I don’t think this is an accurate representation of post-modernism’s contribution to this debate. In fact, post-modernism can help us grasp some of these bizarre events where evidence, some overwhelming (e.g., climate change), and others tentative (e.g., UFOs), have become entirely indistinguishable from fantasy, fiction, and the “unreal.” Jean Baudrillard refers to the current era of late capitalism as “hyperreal”—we’ve entered a realm where it is impossible to distinguish between what is real and what is façade, simulation, “alternative fact” (to use contemporary language), etc. Each day we seem to be further immersing ourselves in a hyperreality from which even the concepts of “truth” or “reality” have seemingly no referent.
The problems of this move beyond UFOs. There are clear political implications to the fact that 97% of climate scientists believe the evidence is compelling that climate change is human-caused, while we continue to debate climate skepticism in the public sphere. Or when the CDC is urged by the White House to remove language like “science-based” and “evidence based” from budgetary documents.
How do we engage in democratic politics in such a world? And, perhaps just as importantly, how do we as a global community work together to confront issues like war and peace, climate change, etc. when the line between truth and (science) fiction has disintegrated altogether?
I don’t have all the answers—like the UFO story, while we have new facts, there’s a lot we still don’t know. However, I know I’d rather take the red pill and see how deep the rabbit hole goes.
I think there are a number of reasons why the UFO story didn’t take off.
1) “Documentary evidece of spacecraft hovering with no sign of propulsion” has been claimed before, and it was wrong.
2) Congress’s determination to destroy the economy sucked all the oxygen out of the newssphere. Then there is always Trump.
3) Relatedly, it’s hard to feel wonder for anything scientific when you are wondering how badly you’ll be hurt by Congress’s latest move.
4) The two videos provided by the NYT were decidedly unpersuasive. The “objects” were blurry, and much of their “motion” looked like that of reflections.
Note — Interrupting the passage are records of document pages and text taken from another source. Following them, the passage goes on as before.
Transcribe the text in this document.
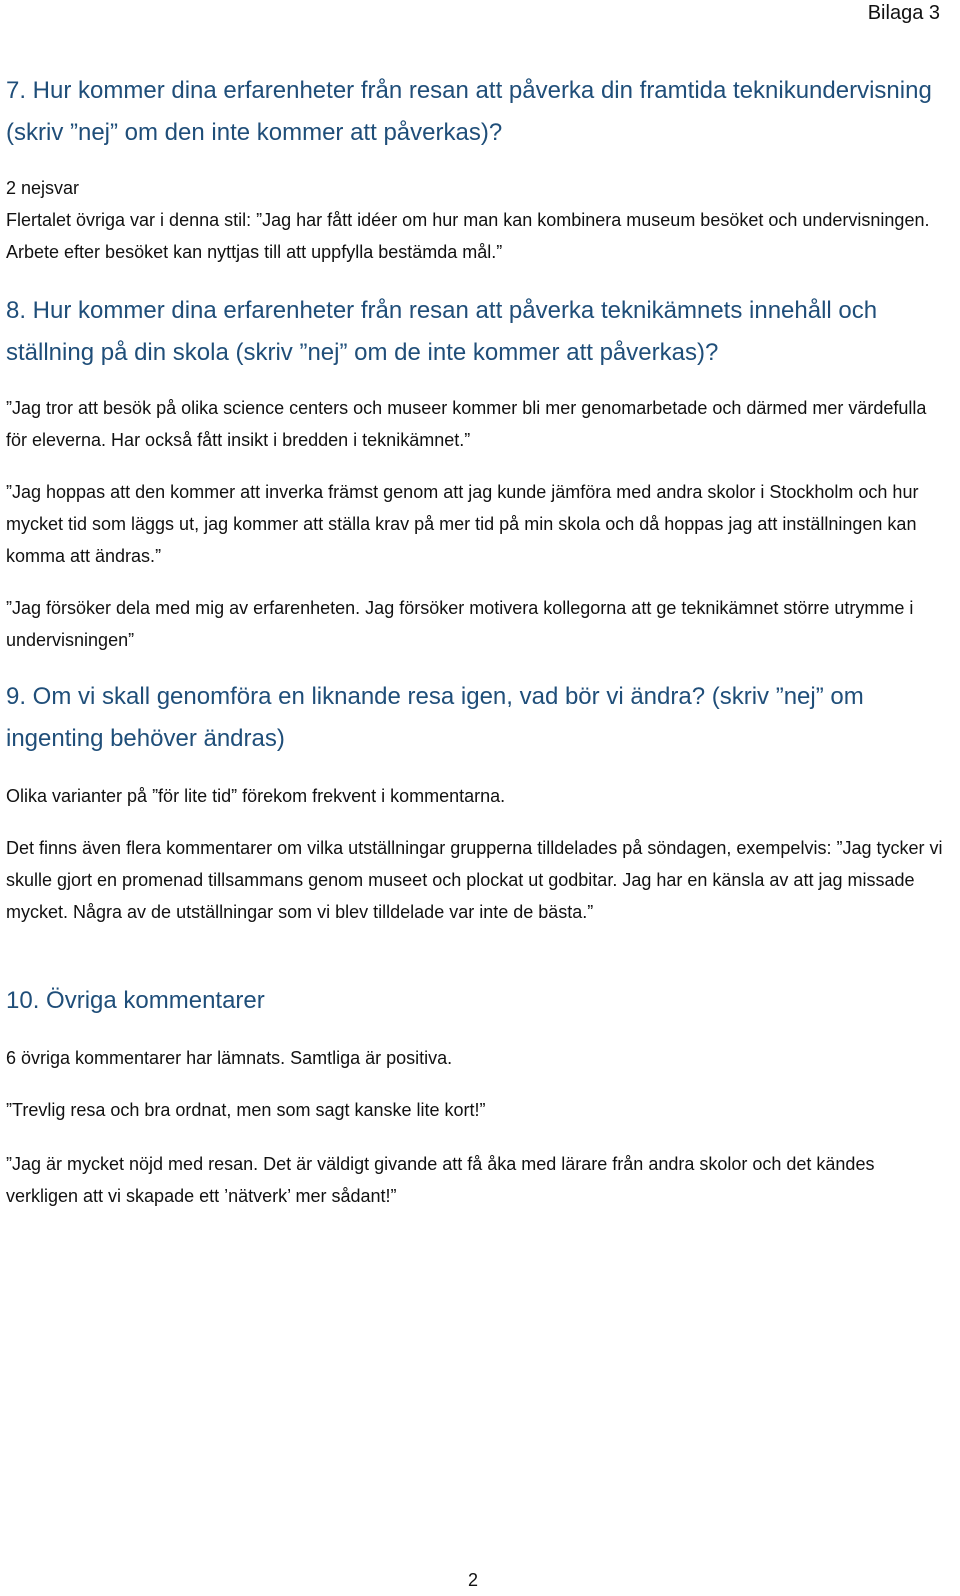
Bilaga 3
7. Hur kommer dina erfarenheter från resan att påverka din framtida teknikundervisning (skriv ”nej” om den inte kommer att påverkas)?

2 nejsvar

Flertalet övriga var i denna stil: ”Jag har fått idéer om hur man kan kombinera museum besöket och undervisningen. Arbete efter besöket kan nyttjas till att uppfylla bestämda mål.”

8. Hur kommer dina erfarenheter från resan att påverka teknikämnets innehåll och ställning på din skola (skriv ”nej” om de inte kommer att påverkas)?

”Jag tror att besök på olika science centers och museer kommer bli mer genomarbetade och därmed mer värdefulla för eleverna. Har också fått insikt i bredden i teknikämnet.”

”Jag hoppas att den kommer att inverka främst genom att jag kunde jämföra med andra skolor i Stockholm och hur mycket tid som läggs ut, jag kommer att ställa krav på mer tid på min skola och då hoppas jag att inställningen kan komma att ändras.”

”Jag försöker dela med mig av erfarenheten. Jag försöker motivera kollegorna att ge teknikämnet större utrymme i undervisningen”

9. Om vi skall genomföra en liknande resa igen, vad bör vi ändra? (skriv ”nej” om ingenting behöver ändras)

Olika varianter på ”för lite tid” förekom frekvent i kommentarna.

Det finns även flera kommentarer om vilka utställningar grupperna tilldelades på söndagen, exempelvis: ”Jag tycker vi skulle gjort en promenad tillsammans genom museet och plockat ut godbitar. Jag har en känsla av att jag missade mycket. Några av de utställningar som vi blev tilldelade var inte de bästa.”

10. Övriga kommentarer

6 övriga kommentarer har lämnats. Samtliga är positiva.

”Trevlig resa och bra ordnat, men som sagt kanske lite kort!”

”Jag är mycket nöjd med resan. Det är väldigt givande att få åka med lärare från andra skolor och det kändes verkligen att vi skapade ett ’nätverk’ mer sådant!”

2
I’d have to know more about the conditions under which they were made to draw conclusions, but those two factors alone raise big questions that apparently nobody has bothered to ask.
5) On that last point, reporters have done such a bad job of reporting science that probably people are learning to ignore sensationalism supposedly based on science. How many articles have there been on, say, whether coffee is harmful or beneficial?
There’s a subsidiary question as to why the reportorial fraternity didn’t run with this. I think I saw maybe three or four secondary stories. I would attribute the lack of virality in this domain to the first three factors.
It is curious that your own reaction to the UFO story is not to ponder the significance of the fact that we now have good evidence that UFOs exist (even if we don’t know yet what they are), but to reflect on the fact that it hasn’t been reported as much as you might expect. As you note, “The most interesting part of the story, however, is the relatively little coverage this received from new outlets.” This is decidedly NOT the most interesting part of the story. The most interesting part of the story is that we (or at least Air Force pilots) may be encountering alien spacecraft in our atmosphere!
Why do we find it so hard to contemplate and discuss this possibility? Is it because our human-centrism is so fundamental that evidence to the contrary is unintelligible? Or is it simply because the implications are so profound that they leave us speechless?
With the exception of Scientology ( grift ot religion?) There is no other religion that can account for these ‘facts’. Thus all rekigions are there fore false. Politically do the powers that rule us want to open this can of worms?
Grift or religion? Aren’t all religions, at their heart, a grift?